A lot of what you catalogue in Book of Hours is not physical things but ideas and impressions. The tag for any picture in the library says “You could describe the whole house as a book, although it would be troublesome to index.” Your job doesn’t just involve reading books, but examining items, receiving smells and tastes that you then use to teach yourself something about the books you’ve returned to. Getting to work involves, eventually, not working; I hit a wall when I had to admit I needed to explore the town, seek out new forms of help and actually pay attention to the weather. Essentially, the game told me to touch grass.

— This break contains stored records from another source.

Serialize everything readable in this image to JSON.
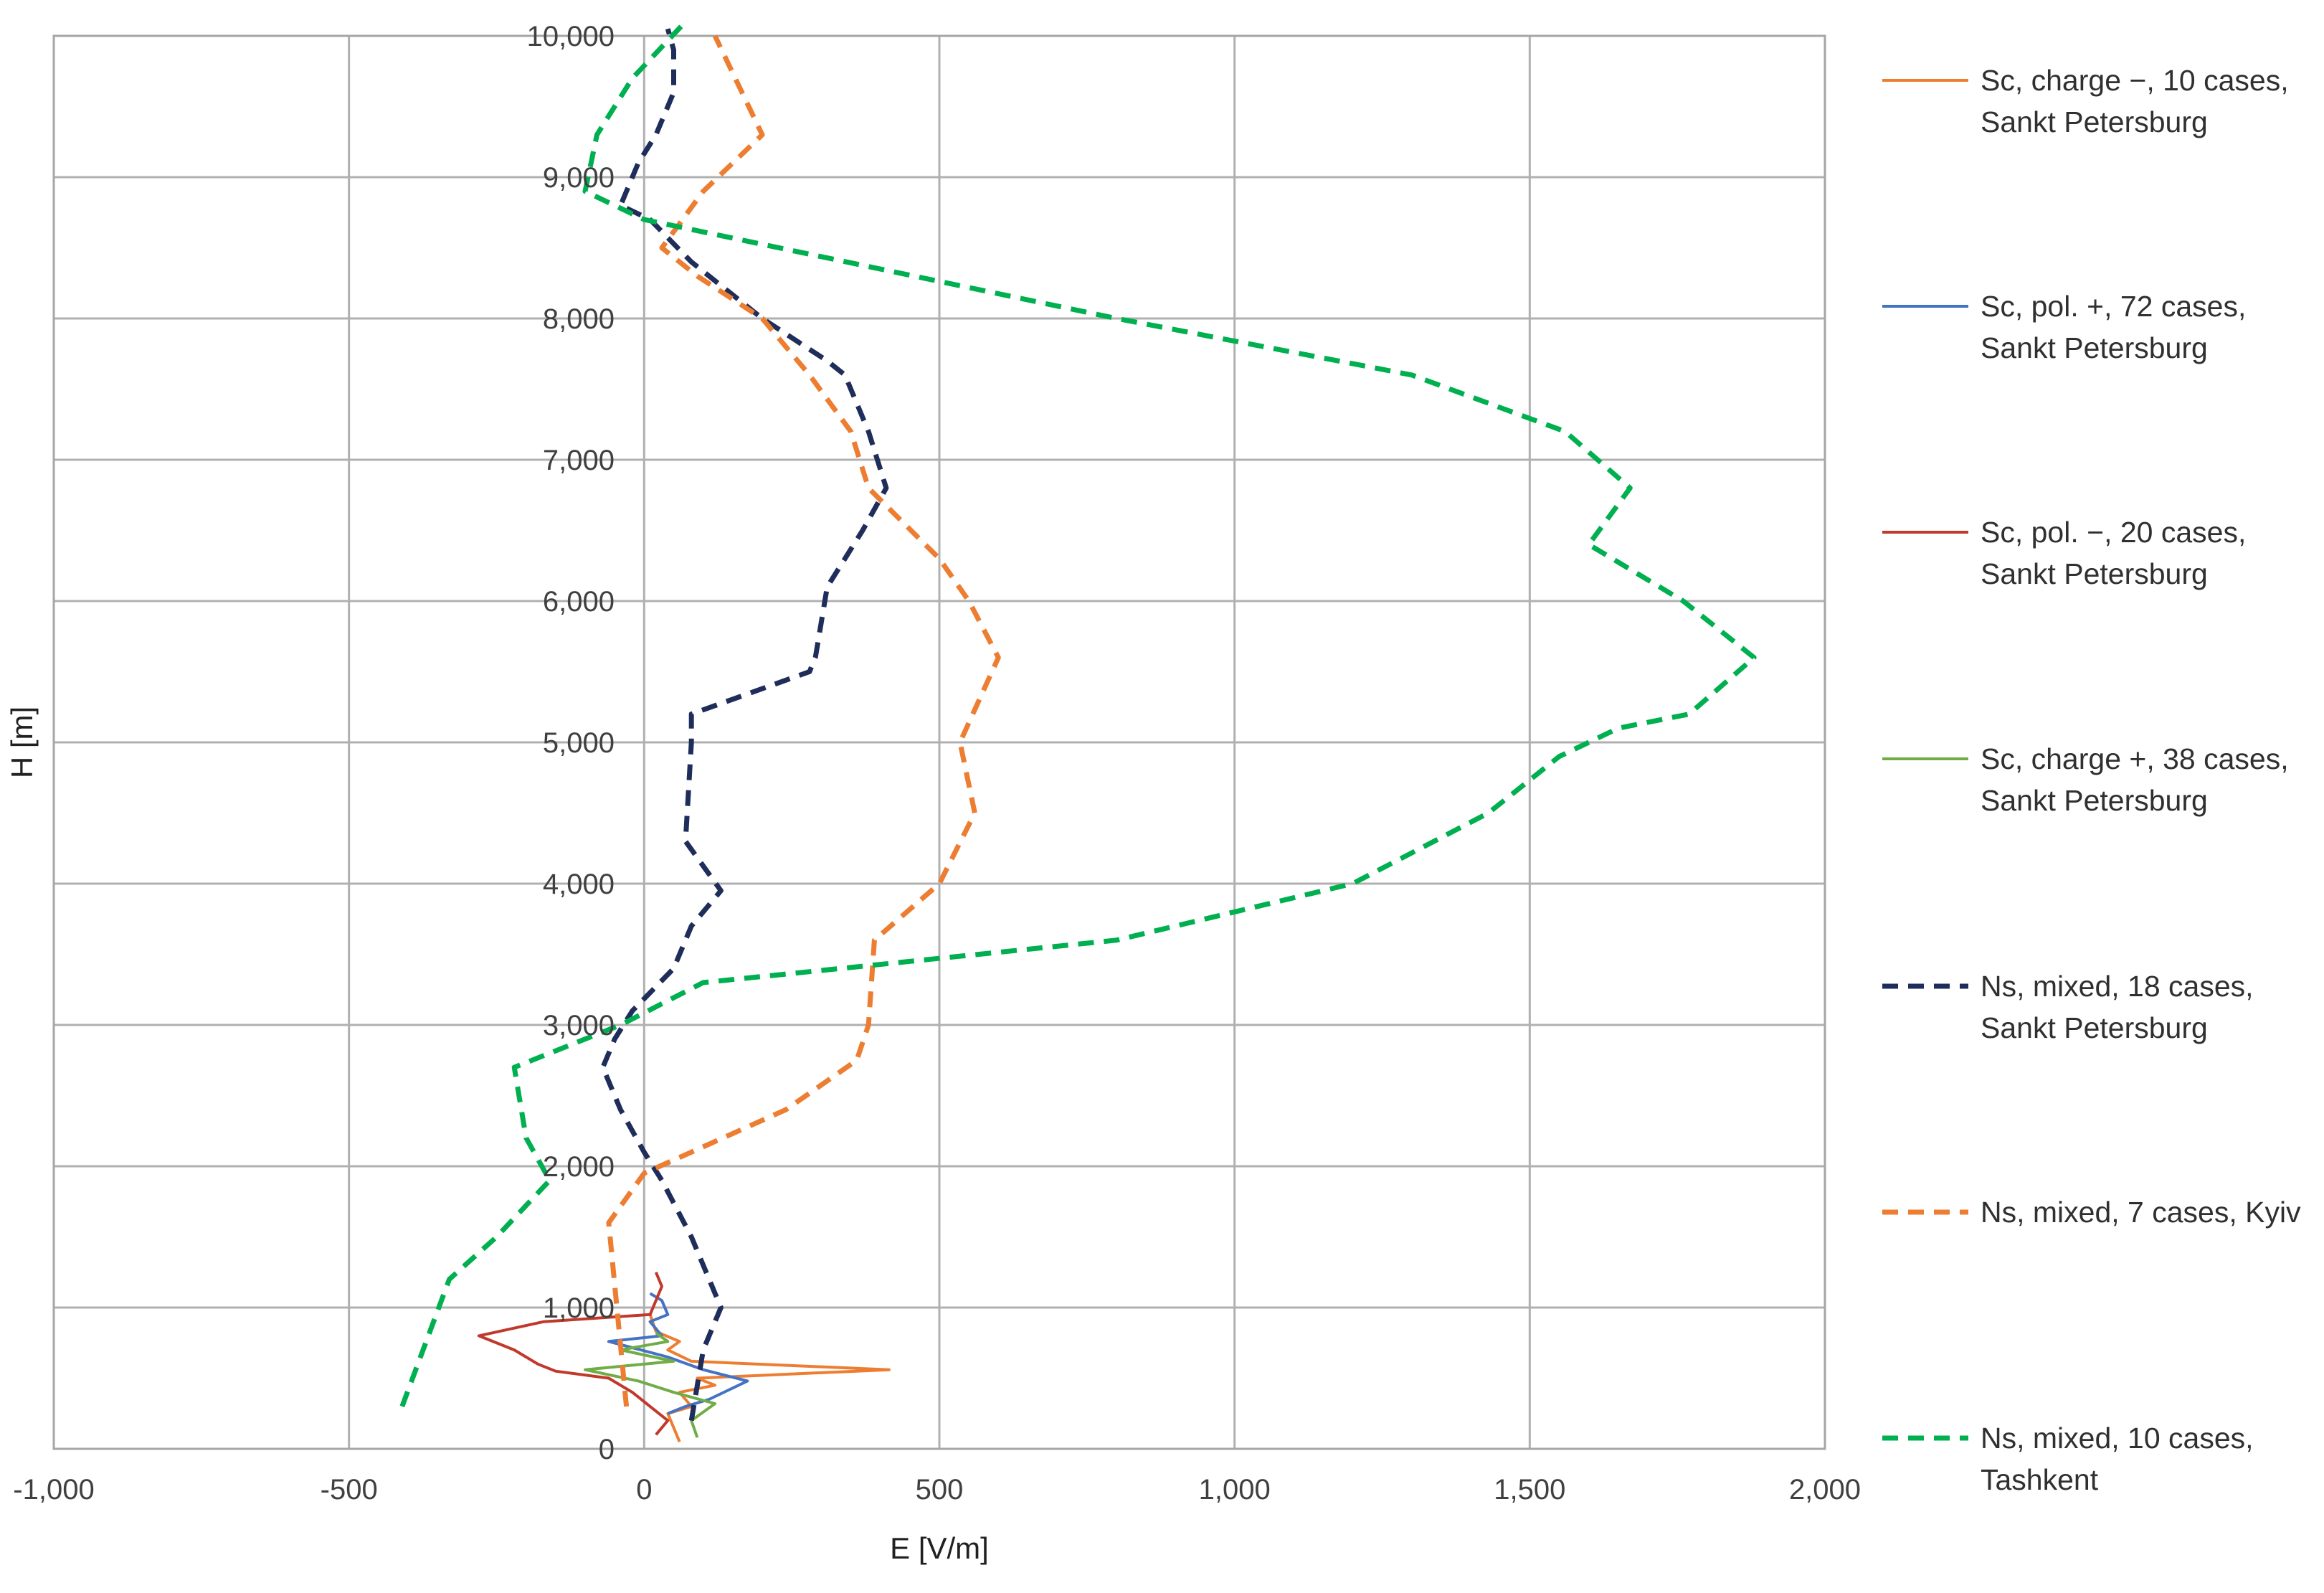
{
  "chart_data": {
    "type": "line",
    "title": "",
    "xlabel": "E [V/m]",
    "ylabel": "H [m]",
    "xlim": [
      -1000,
      2000
    ],
    "ylim": [
      0,
      10000
    ],
    "x_ticks": [
      "-1,000",
      "-500",
      "0",
      "500",
      "1,000",
      "1,500",
      "2,000"
    ],
    "y_ticks": [
      "0",
      "1,000",
      "2,000",
      "3,000",
      "4,000",
      "5,000",
      "6,000",
      "7,000",
      "8,000",
      "9,000",
      "10,000"
    ],
    "grid": true,
    "legend_position": "right",
    "series": [
      {
        "name": "Sc, charge −, 10 cases, Sankt Petersburg",
        "color": "#ED7D31",
        "dash": "solid",
        "points": [
          [
            60,
            50
          ],
          [
            50,
            150
          ],
          [
            40,
            250
          ],
          [
            80,
            300
          ],
          [
            60,
            400
          ],
          [
            120,
            450
          ],
          [
            90,
            500
          ],
          [
            415,
            560
          ],
          [
            80,
            620
          ],
          [
            40,
            700
          ],
          [
            60,
            760
          ],
          [
            20,
            830
          ],
          [
            10,
            950
          ]
        ]
      },
      {
        "name": "Sc, pol. +, 72 cases, Sankt Petersburg",
        "color": "#4472C4",
        "dash": "solid",
        "points": [
          [
            40,
            250
          ],
          [
            70,
            300
          ],
          [
            110,
            350
          ],
          [
            175,
            480
          ],
          [
            100,
            560
          ],
          [
            40,
            650
          ],
          [
            -60,
            760
          ],
          [
            30,
            800
          ],
          [
            10,
            900
          ],
          [
            40,
            950
          ],
          [
            30,
            1050
          ],
          [
            10,
            1100
          ]
        ]
      },
      {
        "name": "Sc, pol. −, 20 cases, Sankt Petersburg",
        "color": "#C0392B",
        "dash": "solid",
        "points": [
          [
            20,
            100
          ],
          [
            40,
            200
          ],
          [
            10,
            300
          ],
          [
            -20,
            400
          ],
          [
            -60,
            500
          ],
          [
            -150,
            550
          ],
          [
            -180,
            600
          ],
          [
            -220,
            700
          ],
          [
            -280,
            800
          ],
          [
            -170,
            900
          ],
          [
            10,
            950
          ],
          [
            30,
            1150
          ],
          [
            20,
            1250
          ]
        ]
      },
      {
        "name": "Sc, charge +, 38 cases, Sankt Petersburg",
        "color": "#70AD47",
        "dash": "solid",
        "points": [
          [
            90,
            80
          ],
          [
            80,
            200
          ],
          [
            120,
            320
          ],
          [
            50,
            400
          ],
          [
            -10,
            480
          ],
          [
            -100,
            560
          ],
          [
            50,
            620
          ],
          [
            -40,
            700
          ],
          [
            40,
            760
          ],
          [
            20,
            820
          ]
        ]
      },
      {
        "name": "Ns, mixed, 18 cases, Sankt Petersburg",
        "color": "#1F2D5A",
        "dash": "dashed",
        "points": [
          [
            80,
            200
          ],
          [
            100,
            700
          ],
          [
            130,
            1000
          ],
          [
            80,
            1500
          ],
          [
            30,
            1900
          ],
          [
            0,
            2100
          ],
          [
            -40,
            2400
          ],
          [
            -70,
            2700
          ],
          [
            -50,
            2900
          ],
          [
            -20,
            3100
          ],
          [
            50,
            3400
          ],
          [
            80,
            3700
          ],
          [
            130,
            3950
          ],
          [
            70,
            4300
          ],
          [
            80,
            5000
          ],
          [
            80,
            5200
          ],
          [
            280,
            5500
          ],
          [
            290,
            5600
          ],
          [
            310,
            6100
          ],
          [
            370,
            6500
          ],
          [
            410,
            6800
          ],
          [
            380,
            7200
          ],
          [
            340,
            7600
          ],
          [
            310,
            7700
          ],
          [
            200,
            8000
          ],
          [
            80,
            8400
          ],
          [
            10,
            8700
          ],
          [
            -40,
            8800
          ],
          [
            -10,
            9100
          ],
          [
            20,
            9300
          ],
          [
            50,
            9600
          ],
          [
            50,
            9900
          ],
          [
            40,
            10050
          ]
        ]
      },
      {
        "name": "Ns, mixed, 7 cases, Kyiv",
        "color": "#ED7D31",
        "dash": "dashed",
        "points": [
          [
            -30,
            300
          ],
          [
            -60,
            1600
          ],
          [
            0,
            1950
          ],
          [
            240,
            2400
          ],
          [
            360,
            2750
          ],
          [
            380,
            3000
          ],
          [
            390,
            3600
          ],
          [
            500,
            4000
          ],
          [
            560,
            4500
          ],
          [
            535,
            5000
          ],
          [
            600,
            5600
          ],
          [
            550,
            6000
          ],
          [
            500,
            6300
          ],
          [
            380,
            6800
          ],
          [
            350,
            7200
          ],
          [
            280,
            7600
          ],
          [
            200,
            8000
          ],
          [
            90,
            8300
          ],
          [
            30,
            8500
          ],
          [
            100,
            8900
          ],
          [
            200,
            9300
          ],
          [
            120,
            10000
          ]
        ]
      },
      {
        "name": "Ns, mixed, 10 cases, Tashkent",
        "color": "#00B050",
        "dash": "dashed",
        "points": [
          [
            -410,
            300
          ],
          [
            -330,
            1200
          ],
          [
            -250,
            1500
          ],
          [
            -160,
            1900
          ],
          [
            -200,
            2200
          ],
          [
            -220,
            2700
          ],
          [
            -40,
            3000
          ],
          [
            100,
            3300
          ],
          [
            800,
            3600
          ],
          [
            1200,
            4000
          ],
          [
            1430,
            4500
          ],
          [
            1550,
            4900
          ],
          [
            1650,
            5100
          ],
          [
            1770,
            5200
          ],
          [
            1880,
            5600
          ],
          [
            1760,
            6000
          ],
          [
            1600,
            6400
          ],
          [
            1670,
            6800
          ],
          [
            1560,
            7200
          ],
          [
            1300,
            7600
          ],
          [
            800,
            8000
          ],
          [
            0,
            8700
          ],
          [
            -100,
            8900
          ],
          [
            -80,
            9300
          ],
          [
            -20,
            9700
          ],
          [
            70,
            10100
          ]
        ]
      }
    ]
  }
}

Before I started Book of Hours I thought by “librarian RPG” it actually meant “dream job simulator.” While its structure is based on the joy of opening new rooms, and it gives you space to decorate and change as you see fit, I don’t think of this as an accurate description anymore. Book of Hours makes you believe that giving others what they want is your biggest goal. But even that is part of building up the library, because you get paid in a currency that can then be used to buy more books. The end of the game, which I haven’t reached yet, comes when you write your own “History”—the answer to the biography the game generates for you at the beginning. So your ultimate goal is to discover something about yourself within the library, and contribute your life to its catalog. But the thing that drives that goal is exploration of the place you’ve been fatefully tied to.

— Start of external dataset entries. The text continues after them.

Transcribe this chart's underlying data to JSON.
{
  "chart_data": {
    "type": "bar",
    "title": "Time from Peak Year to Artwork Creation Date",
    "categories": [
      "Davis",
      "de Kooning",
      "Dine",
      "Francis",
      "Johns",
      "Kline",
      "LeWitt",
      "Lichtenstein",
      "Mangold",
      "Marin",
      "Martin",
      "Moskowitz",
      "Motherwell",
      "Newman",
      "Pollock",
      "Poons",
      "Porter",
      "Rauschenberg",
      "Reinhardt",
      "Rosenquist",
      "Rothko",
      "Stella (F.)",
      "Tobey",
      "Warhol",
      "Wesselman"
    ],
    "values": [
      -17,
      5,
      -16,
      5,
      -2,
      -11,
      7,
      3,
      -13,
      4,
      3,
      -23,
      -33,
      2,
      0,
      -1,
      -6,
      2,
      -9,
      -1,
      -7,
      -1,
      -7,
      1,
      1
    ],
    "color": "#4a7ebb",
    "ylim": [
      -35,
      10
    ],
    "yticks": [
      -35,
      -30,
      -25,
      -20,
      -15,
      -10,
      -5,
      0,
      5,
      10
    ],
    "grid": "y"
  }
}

I’ve spent a lot of time in the past few years thinking about how game structures work. The trend of life sims that let you do a job cozily—run a bed and breakfast, for example, or open a coffee shop—isn’t one I can unilaterally criticize. It has its appeal, certainly for me (I gave Bear and Breakfast, which is a perfect example of this type of game, a high score last year). But these games come with a side of idealized capitalism; as the 4X game promotes expansionism, the business sim turns the grind into a fun collect-a-thon. Mundanities become obscured behind things like decorating, cooking, and customer service.

Book of Hours refuses to idealize work. It provides a beautiful setting and puts the librarian in an idealized role (who wouldn’t dream of washing up on the beach and being put in charge of a palatial library?). But it pushes back at the assumption that the player should treat this responsibility as something cozy. I failed at crafting, a lot; people stole my books and sometimes I couldn’t find anyone to help me. It’s relaxed, but weird; I had a great time playing it, but not uncomplicatedly. Something lurks beneath it always.

I found the slow pace, crafting focus and very detailed writing of Book of Hours compelling enough to keep playing for a long time. More than that, though, I consider it an example of what the “narrative crafting” genre can be if it thinks more expansively. Rather than being a small business simulator, or a cozy dream job simulator, it’s a loneliness simulator—or rather, a game that shoves a lonely narrator into a position where they have to stop thinking about themselves. (And really, how much loneliness comes from incorrect assumptions about our importance to others?)

While the endgame is to write your own History, the actual game is uncovering another history that existed long before you and will exist long after. The scale of one human life, it turns out, is nothing in comparison to a book. And yet, your experiences become an essential ingredient in cataloging books and reconceptualizing your life story. By making the cards you play with memories, personality traits, and life lessons, Book of Hours treats interpretation and study as routes to the self—routes that must eventually go through others.